A frantic Councillor came out of the stony lands. He stumbled to them, could not speak for moments, silenced by exhaustion and fear.

“I got trapped,” he said at last. “They took my missus. There was eight of us. They made something come out of the earth,
they made something come out of us.
” He screamed. People looked at each other.
I fucking
told
you,
Cutter thought. He felt despair.
I bastard told you that this weren’t simple like it looked.

Two miles off, the wyrmen came close to the militia on their horses. The riders carried no equipment anyone could see. Moved in formation. There was a strange instant, and the wyrmen were pulled one by one out of the air.

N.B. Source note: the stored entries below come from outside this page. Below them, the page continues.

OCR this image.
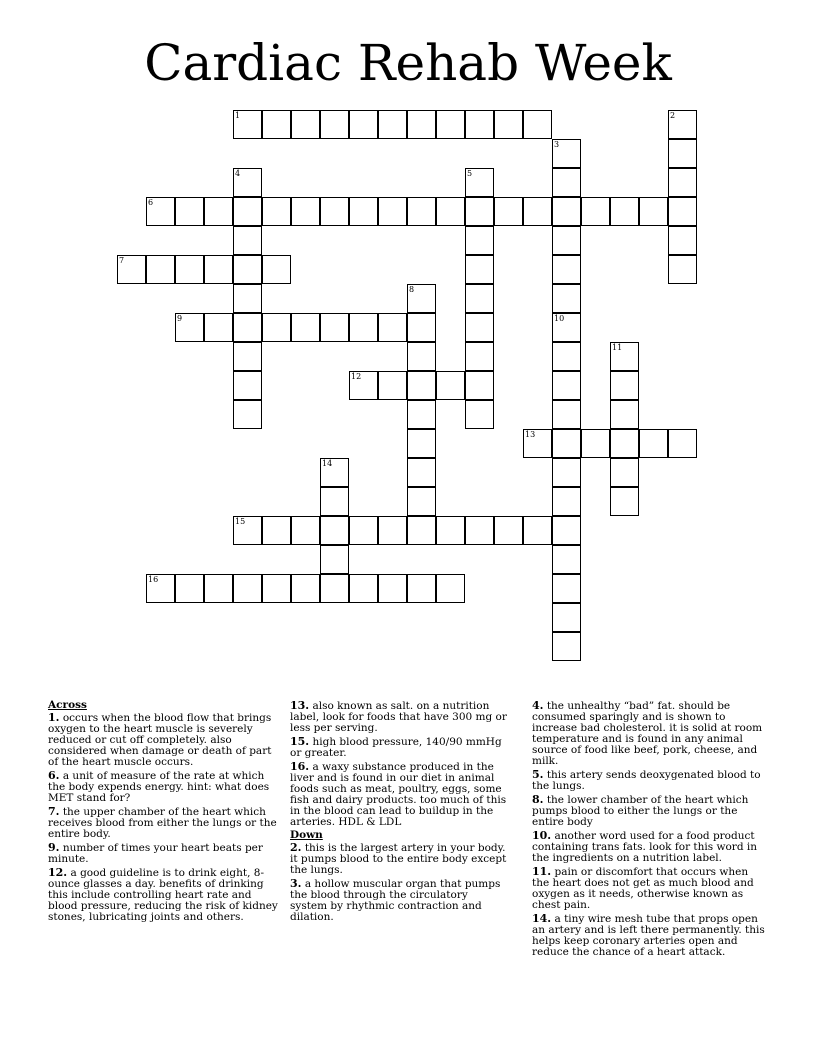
Cardiac Rehab Week
1	2
3
4	5
6
7
8
9	10
11
12
13
14
15
16
Across
1. occurs when the blood flow that brings oxygen to the heart muscle is severely reduced or cut off completely. also considered when damage or death of part of the heart muscle occurs.
6. a unit of measure of the rate at which the body expends energy. hint: what does MET stand for?
7. the upper chamber of the heart which receives blood from either the lungs or the entire body.
9. number of times your heart beats per minute.
12. a good guideline is to drink eight, 8-ounce glasses a day. benefits of drinking this include controlling heart rate and blood pressure, reducing the risk of kidney stones, lubricating joints and others.
13. also known as salt. on a nutrition label, look for foods that have 300 mg or less per serving.
15. high blood pressure, 140/90 mmHg or greater.
16. a waxy substance produced in the liver and is found in our diet in animal foods such as meat, poultry, eggs, some fish and dairy products. too much of this in the blood can lead to buildup in the arteries. HDL & LDL
Down
2. this is the largest artery in your body. it pumps blood to the entire body except the lungs.
3. a hollow muscular organ that pumps the blood through the circulatory system by rhythmic contraction and dilation.
4. the unhealthy “bad” fat. should be consumed sparingly and is shown to increase bad cholesterol. it is solid at room temperature and is found in any animal source of food like beef, pork, cheese, and milk.
5. this artery sends deoxygenated blood to the lungs.
8. the lower chamber of the heart which pumps blood to either the lungs or the entire body
10. another word used for a food product containing trans fats. look for this word in the ingredients on a nutrition label.
11. pain or discomfort that occurs when the heart does not get as much blood and oxygen as it needs, otherwise known as chest pain.
14. a tiny wire mesh tube that props open an artery and is left there permanently. this helps keep coronary arteries open and reduce the chance of a heart attack.
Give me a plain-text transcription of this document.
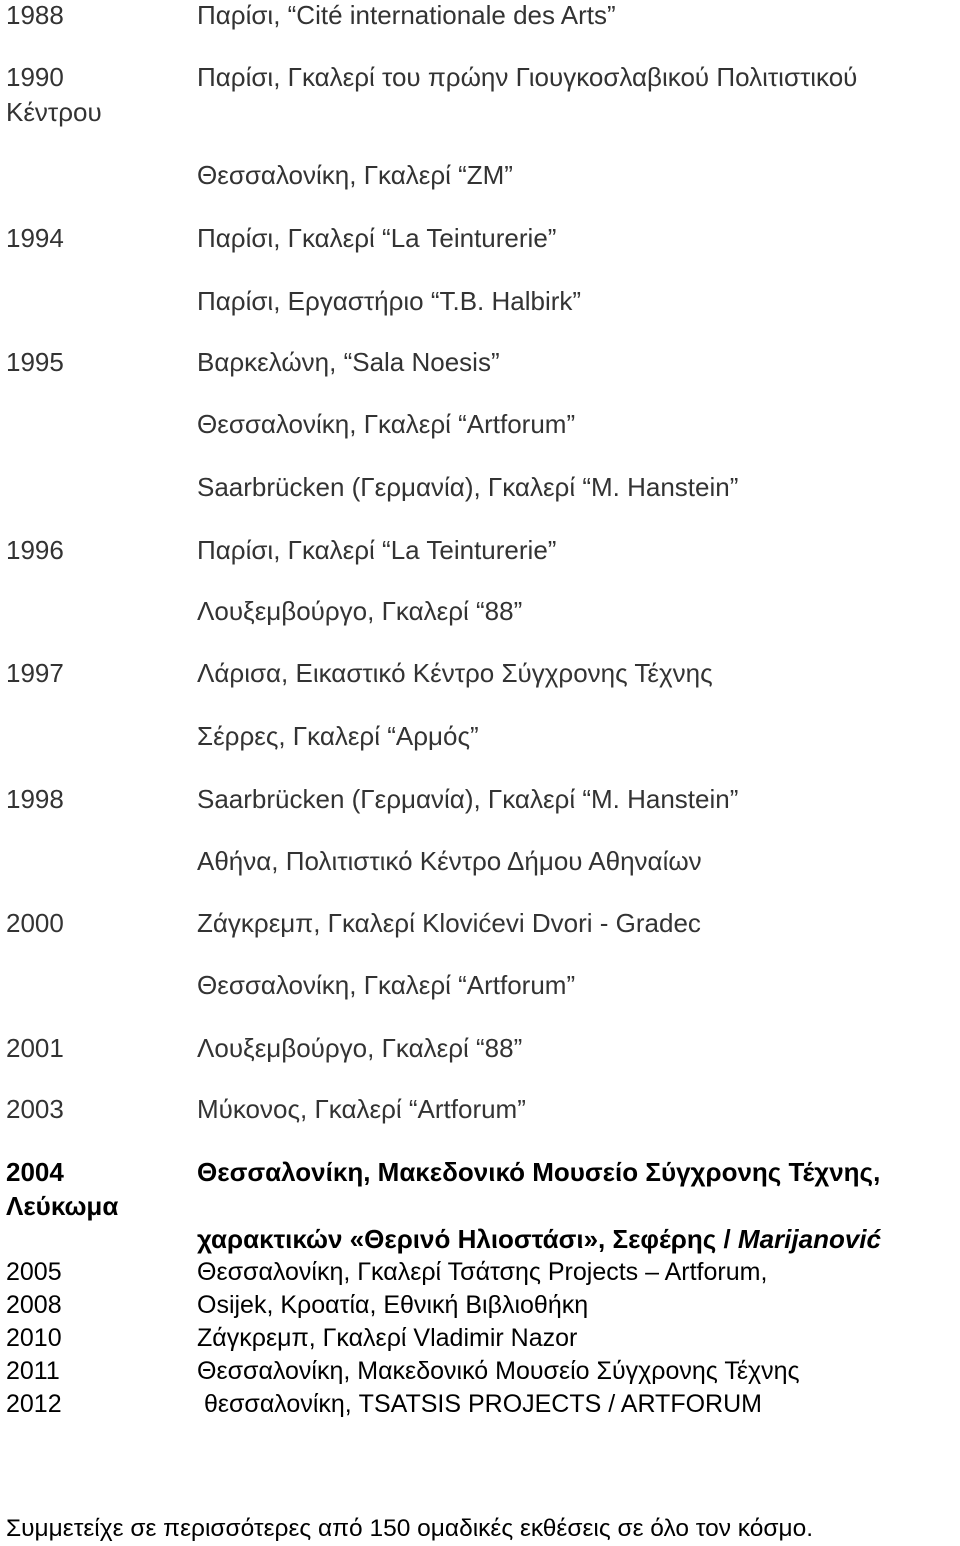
1988	Παρίσι, “Cité internationale des Arts”
1990	Παρίσι, Γκαλερί του πρώην Γιουγκοσλαβικού Πολιτιστικού
Κέντρου
Θεσσαλονίκη, Γκαλερί “ZM”
1994	Παρίσι, Γκαλερί “La Teinturerie”
Παρίσι, Εργαστήριο “T.B. Halbirk”
1995	Βαρκελώνη, “Sala Noesis”
Θεσσαλονίκη, Γκαλερί “Artforum”
Saarbrücken (Γερμανία), Γκαλερί “M. Hanstein”
1996	Παρίσι, Γκαλερί “La Teinturerie”
Λουξεμβούργο, Γκαλερί “88”
1997	Λάρισα, Εικαστικό Κέντρο Σύγχρονης Τέχνης
Σέρρες, Γκαλερί “Αρμός”
1998	Saarbrücken (Γερμανία), Γκαλερί “M. Hanstein”
Αθήνα, Πολιτιστικό Κέντρο Δήμου Αθηναίων
2000	Ζάγκρεμπ, Γκαλερί Klovićevi Dvori - Gradec
Θεσσαλονίκη, Γκαλερί “Artforum”
2001	Λουξεμβούργο, Γκαλερί “88”
2003	Μύκονος, Γκαλερί “Artforum”
2004	Θεσσαλονίκη, Μακεδονικό Μουσείο Σύγχρονης Τέχνης,
Λεύκωμα
χαρακτικών «Θερινό Ηλιοστάσι», Σεφέρης / Marijanović
2005	Θεσσαλονίκη, Γκαλερί Τσάτσης Projects – Artforum,
2008	Osijek, Κροατία, Εθνική Βιβλιοθήκη
2010	Ζάγκρεμπ, Γκαλερί Vladimir Nazor
2011	Θεσσαλονίκη, Μακεδονικό Μουσείο Σύγχρονης Τέχνης
2012	θεσσαλονίκη, TSATSIS PROJECTS / ARTFORUM
Συμμετείχε σε περισσότερες από 150 ομαδικές εκθέσεις σε όλο τον κόσμο.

For a long few seconds there was no sound. Then—“What . . . ?” “Did . . . ?” “I think that, did you . . . ?” Not yet fear. Still incomprehension. Cutter did not know what had happened, but he knew that fear would come soon.

A last wyrman lurched in the air, wrestling, swaddled in a caul of dirty nothing. Cutter saw it by a smear of the particles it carried, a thrombus of feral air. Cutter knew what was happening.

“Where did they
go
?” someone shouted.

The wyrmen fought air that overwhelmed them, pulled them apart in marauding currents.

The dirigible was close to the militia, and a line of bullet-dust stretched out across the ground toward them. And then the bullets broke off, and with a sudden violent dancing the vessel tipped mightily up, pitching in the air as if a ship on an unstable sea. For seconds it paused, then began to fall, not as if with gravity but as if fighting, as if the turning motors and air-propellors were struggling. The airship was hauled out of the sky by some brutal hand, broke apart.